Of course, she writes repeatedly, Cavalli-Sforza and Reich are not racists and their intentions are good, but their research could be misappropriated. The idea that it could help demolish the very racial prejudices she is fighting unfortunately does not seem to have much currency with her. In my opinion, in her fervour, she unfairly casts a shadow on the research and reputation of these scholars. I think it is a pity that Saini leaves unexamined the question of how best to interpret these findings and prevent them from being misappropriated, instead conflating them with the larger target she is aiming for: debunking race science.

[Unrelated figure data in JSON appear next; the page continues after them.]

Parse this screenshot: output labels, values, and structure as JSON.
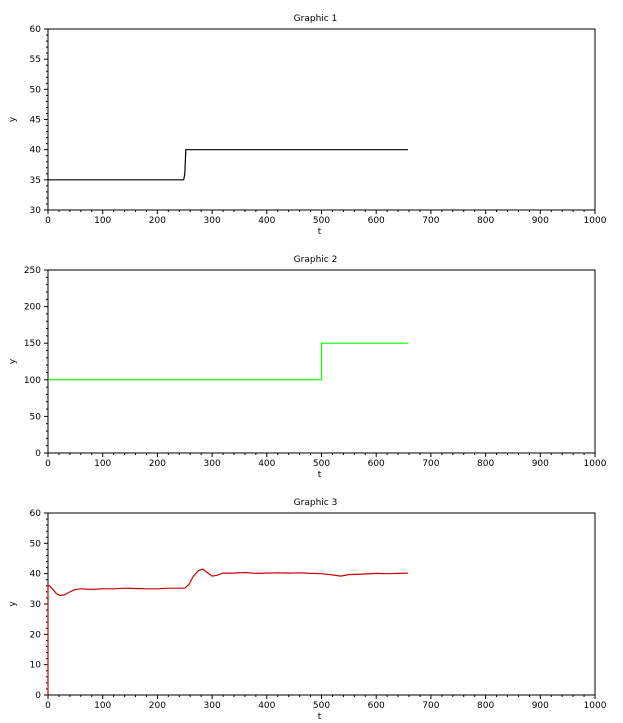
{
  "chart_data": [
    {
      "type": "line",
      "title": "Graphic 1",
      "xlabel": "t",
      "ylabel": "y",
      "xlim": [
        0,
        1000
      ],
      "ylim": [
        30,
        60
      ],
      "xticks": [
        "0",
        "100",
        "200",
        "300",
        "400",
        "500",
        "600",
        "700",
        "800",
        "900",
        "1000"
      ],
      "yticks": [
        "30",
        "35",
        "40",
        "45",
        "50",
        "55",
        "60"
      ],
      "series": [
        {
          "color": "#000000",
          "x": [
            0,
            248,
            250,
            252,
            658
          ],
          "y": [
            35,
            35,
            36,
            40,
            40
          ]
        }
      ]
    },
    {
      "type": "line",
      "title": "Graphic 2",
      "xlabel": "t",
      "ylabel": "y",
      "xlim": [
        0,
        1000
      ],
      "ylim": [
        0,
        250
      ],
      "xticks": [
        "0",
        "100",
        "200",
        "300",
        "400",
        "500",
        "600",
        "700",
        "800",
        "900",
        "1000"
      ],
      "yticks": [
        "0",
        "50",
        "100",
        "150",
        "200",
        "250"
      ],
      "series": [
        {
          "color": "#00ff00",
          "x": [
            0,
            500,
            500,
            658
          ],
          "y": [
            100,
            100,
            150,
            150
          ]
        }
      ]
    },
    {
      "type": "line",
      "title": "Graphic 3",
      "xlabel": "t",
      "ylabel": "y",
      "xlim": [
        0,
        1000
      ],
      "ylim": [
        0,
        60
      ],
      "xticks": [
        "0",
        "100",
        "200",
        "300",
        "400",
        "500",
        "600",
        "700",
        "800",
        "900",
        "1000"
      ],
      "yticks": [
        "0",
        "10",
        "20",
        "30",
        "40",
        "50",
        "60"
      ],
      "series": [
        {
          "color": "#cc0000",
          "x": [
            0,
            0,
            3,
            8,
            15,
            22,
            30,
            40,
            50,
            60,
            80,
            100,
            120,
            140,
            160,
            180,
            200,
            220,
            250,
            258,
            265,
            275,
            283,
            290,
            300,
            310,
            320,
            340,
            360,
            380,
            400,
            420,
            440,
            460,
            480,
            500,
            520,
            535,
            550,
            580,
            600,
            620,
            640,
            658
          ],
          "y": [
            0,
            36,
            36,
            35,
            33.5,
            32.8,
            33,
            34,
            34.8,
            35,
            34.8,
            35,
            35,
            35.2,
            35.1,
            35,
            35,
            35.2,
            35.2,
            36.5,
            39,
            41,
            41.5,
            40.5,
            39.2,
            39.5,
            40.2,
            40.2,
            40.4,
            40.1,
            40.2,
            40.3,
            40.2,
            40.3,
            40.1,
            40.0,
            39.6,
            39.2,
            39.7,
            39.9,
            40.1,
            40.0,
            40.1,
            40.2
          ]
        }
      ]
    }
  ]
}
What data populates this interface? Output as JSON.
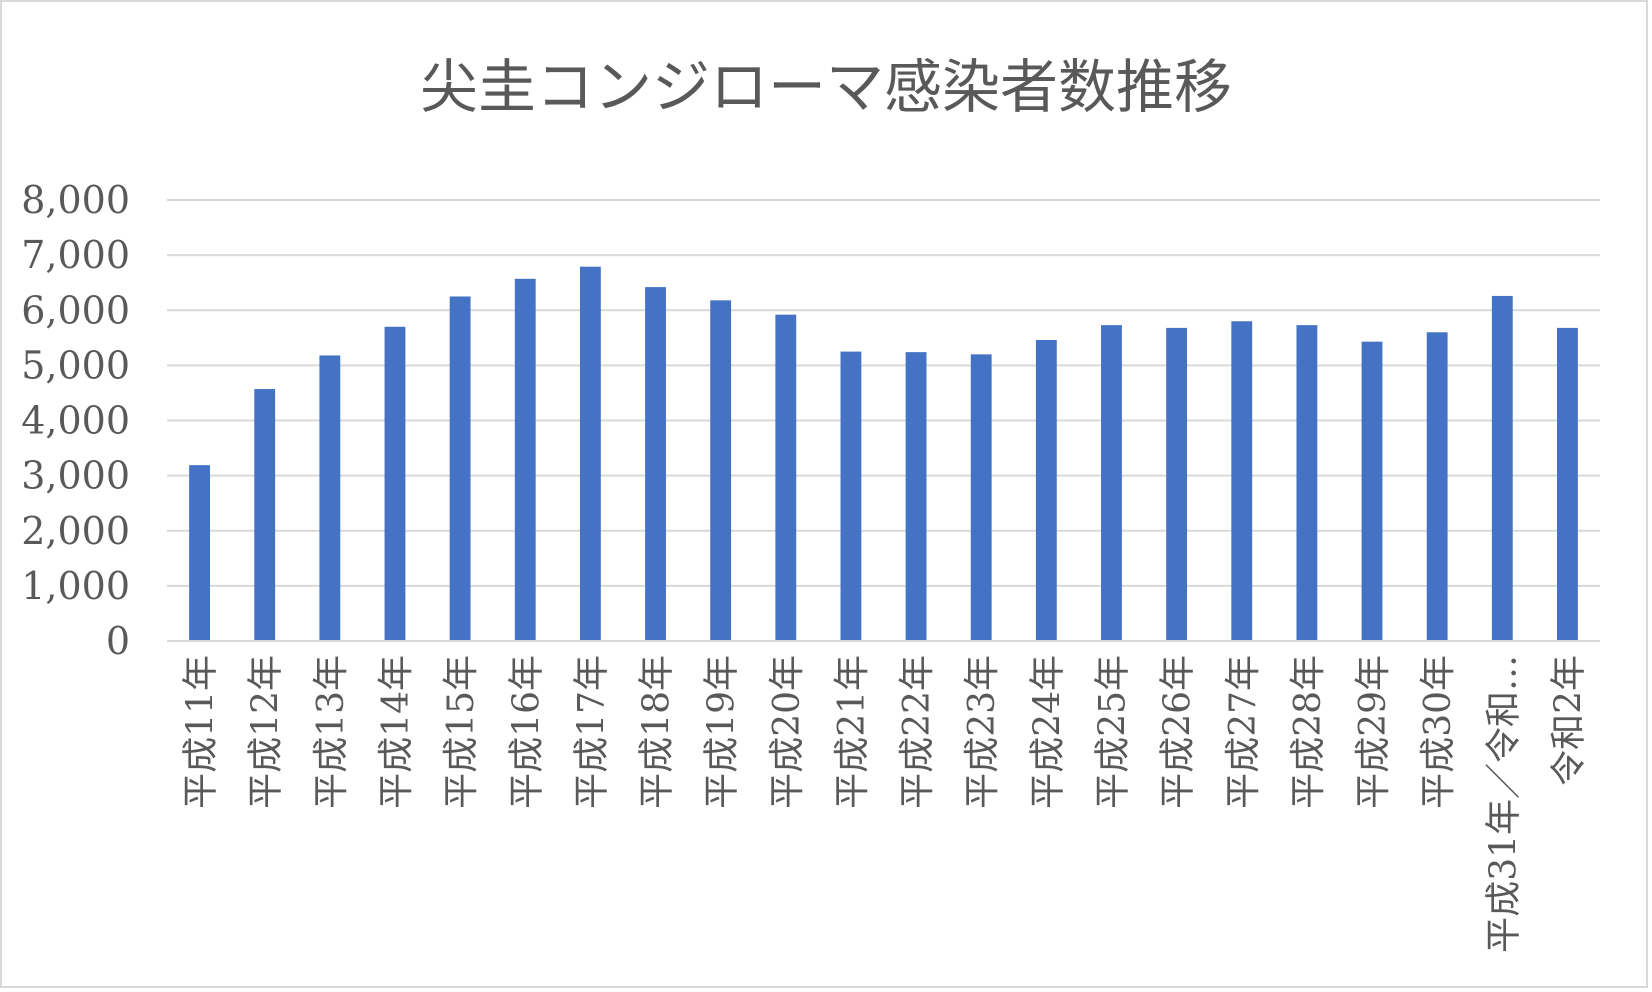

That criticism notwithstanding, there are many strong points in this book. Her probing questions lay bare the often implicit biases many of us still retain. Her own background and experiences bring a much-needed perspective to this subject – one that I would much rather read than that of, say, a white male scientist. And the book is an engrossing read that did not let me go. All this makes Superior a potent condemnation of race science and all its fallacies, even if I did not agree with her categorizing population genetics as such.